Russian Prime Minister Mikhail Fradkov has named five priorities for his government in the social and economic sphere and in foreign policy.
"The first priority is to increase living standards of the population," he said at a government session, when presenting the Cabinet's mid-term plan of work.
Fradkov pointed to the need to turn the housing sector from the social sphere into an engine of economic growth.
"Secondly, we have to lift restrictions, to eliminate bottlenecks of the economic growth, including in the infrastructure," he said.
According to the Prime Minister, to achieve this it is necessary to work out strategic investment projects and programs attracting both state and business resources.

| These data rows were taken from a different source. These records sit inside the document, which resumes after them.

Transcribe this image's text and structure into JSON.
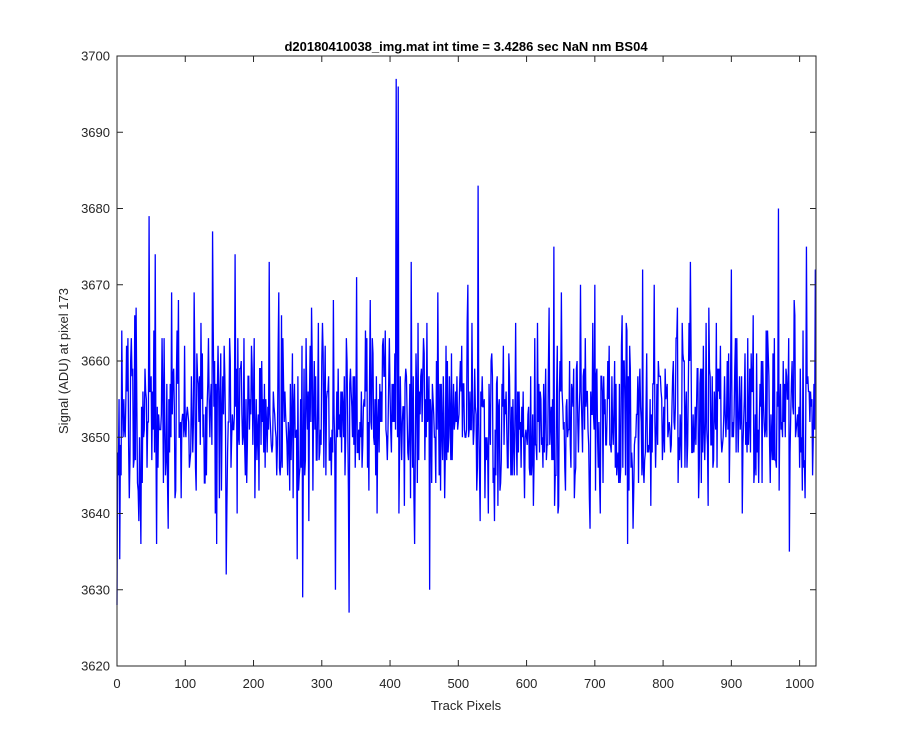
{
  "chart_data": {
    "type": "line",
    "title": "d20180410038_img.mat int time = 3.4286 sec  NaN nm BS04",
    "xlabel": "Track Pixels",
    "ylabel": "Signal (ADU) at pixel 173",
    "xlim": [
      0,
      1024
    ],
    "ylim": [
      3620,
      3700
    ],
    "xticks": [
      0,
      100,
      200,
      300,
      400,
      500,
      600,
      700,
      800,
      900,
      1000
    ],
    "yticks": [
      3620,
      3630,
      3640,
      3650,
      3660,
      3670,
      3680,
      3690,
      3700
    ],
    "grid": false,
    "line_color": "#0000ff",
    "n_points": 1024,
    "baseline_mean": 3653,
    "noise_range": [
      3635,
      3672
    ],
    "x": [
      0,
      4,
      21,
      28,
      35,
      45,
      47,
      56,
      75,
      90,
      140,
      146,
      150,
      160,
      163,
      173,
      192,
      223,
      264,
      272,
      295,
      320,
      340,
      409,
      411,
      412,
      431,
      458,
      527,
      529,
      640,
      700,
      770,
      840,
      900,
      938,
      969,
      985,
      1010,
      1023
    ],
    "y": [
      3628,
      3634,
      3663,
      3667,
      3636,
      3652,
      3679,
      3674,
      3638,
      3668,
      3677,
      3636,
      3642,
      3632,
      3652,
      3674,
      3658,
      3673,
      3634,
      3629,
      3665,
      3630,
      3627,
      3697,
      3650,
      3696,
      3673,
      3630,
      3643,
      3683,
      3675,
      3670,
      3672,
      3673,
      3672,
      3648,
      3680,
      3635,
      3675,
      3672
    ]
  }
}
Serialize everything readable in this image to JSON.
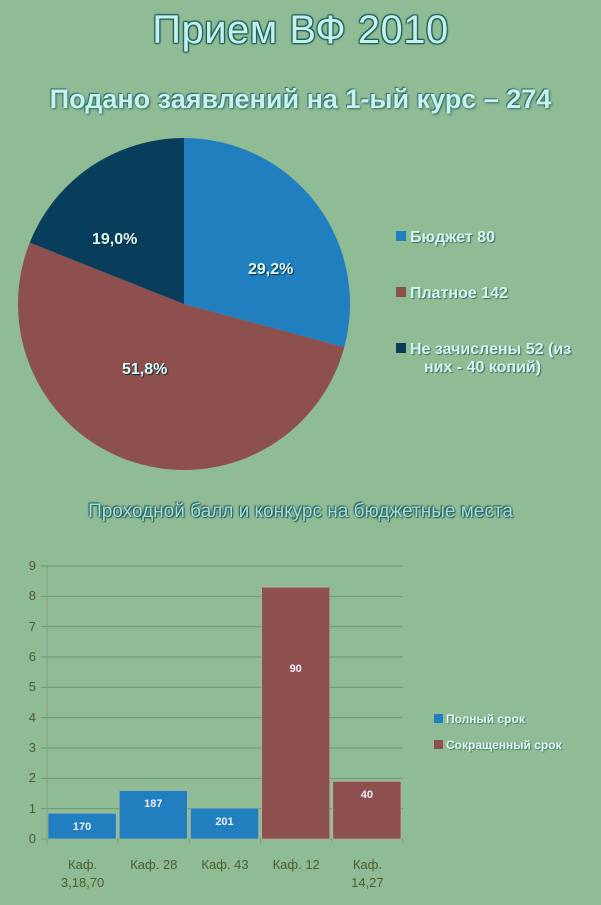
{
  "header": {
    "title": "Прием ВФ 2010",
    "subtitle": "Подано заявлений на 1-ый курс – 274"
  },
  "pie_section": {
    "legend": [
      {
        "label": "Бюджет 80",
        "color": "#1f7fbf"
      },
      {
        "label": "Платное 142",
        "color": "#8e4f4f"
      },
      {
        "label": "Не зачислены 52 (из",
        "label_line2": "них - 40 копий)",
        "color": "#083d5c"
      }
    ],
    "slice_labels": [
      "29,2%",
      "51,8%",
      "19,0%"
    ]
  },
  "bar_section": {
    "title": "Проходной балл и конкурс на бюджетные места",
    "y_ticks": [
      "0",
      "1",
      "2",
      "3",
      "4",
      "5",
      "6",
      "7",
      "8",
      "9"
    ],
    "x_labels": [
      {
        "line1": "Каф.",
        "line2": "3,18,70"
      },
      {
        "line1": "Каф. 28",
        "line2": ""
      },
      {
        "line1": "Каф. 43",
        "line2": ""
      },
      {
        "line1": "Каф. 12",
        "line2": ""
      },
      {
        "line1": "Каф.",
        "line2": "14,27"
      }
    ],
    "bar_labels": [
      "170",
      "187",
      "201",
      "90",
      "40"
    ],
    "legend": [
      {
        "label": "Полный срок",
        "color": "#1f7fbf"
      },
      {
        "label": "Сокращенный срок",
        "color": "#8e4f4f"
      }
    ]
  },
  "chart_data": [
    {
      "type": "pie",
      "title": "Подано заявлений на 1-ый курс – 274",
      "categories": [
        "Бюджет",
        "Платное",
        "Не зачислены"
      ],
      "values": [
        80,
        142,
        52
      ],
      "percentages": [
        29.2,
        51.8,
        19.0
      ],
      "colors": [
        "#1f7fbf",
        "#8e4f4f",
        "#083d5c"
      ],
      "legend_position": "right",
      "annotations": [
        "Не зачислены 52 (из них - 40 копий)"
      ]
    },
    {
      "type": "bar",
      "title": "Проходной балл и конкурс на бюджетные места",
      "categories": [
        "Каф. 3,18,70",
        "Каф. 28",
        "Каф. 43",
        "Каф. 12",
        "Каф. 14,27"
      ],
      "series": [
        {
          "name": "Полный срок",
          "color": "#1f7fbf",
          "values": [
            0.85,
            1.6,
            1.02,
            null,
            null
          ],
          "data_labels": [
            "170",
            "187",
            "201",
            null,
            null
          ]
        },
        {
          "name": "Сокращенный срок",
          "color": "#8e4f4f",
          "values": [
            null,
            null,
            null,
            8.3,
            1.9
          ],
          "data_labels": [
            null,
            null,
            null,
            "90",
            "40"
          ]
        }
      ],
      "xlabel": "",
      "ylabel": "",
      "ylim": [
        0,
        9
      ],
      "grid": true,
      "legend_position": "right"
    }
  ]
}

He also pointed to the need to increase competitiveness of Russian companies and private businesses, as well as to the importance to support regional strategies of social and economic development. "We have to mobilize resources of growth of regions and municipalities," he said.
"And, finally, our priority is to rationally integrate Russia in the global economy," Fradkov pointed out.
The inert development of the Russian economy of the last three years has been exhausted, he believes.
"Inertia will not allow us to achieve the goals set by the President, to double GDP, to decrease poverty, to increase prosperity and to modernize the army," Fradkov said.
He cited a forecast by the Economic Development Ministry, according to which GDP growth in 2005-2007 without modernization of main industries will be 5-6%, and with a deteriorating foreign situation (mainly, plummeting of international oil prices) no more than 4%.
"So we face a task of building a vertical of programmed and targeted administration, where ministries and departments make their proposals on sources of economic growth," the Prime Minister emphasized.
For example, the growth pace can be raised by 2-3% by projects in breakthrough areas, he believes.
"For this we need to use scientific, technical and manpower potential of the country, a considerate macroeconomic policy and balanced budget policy," he concluded.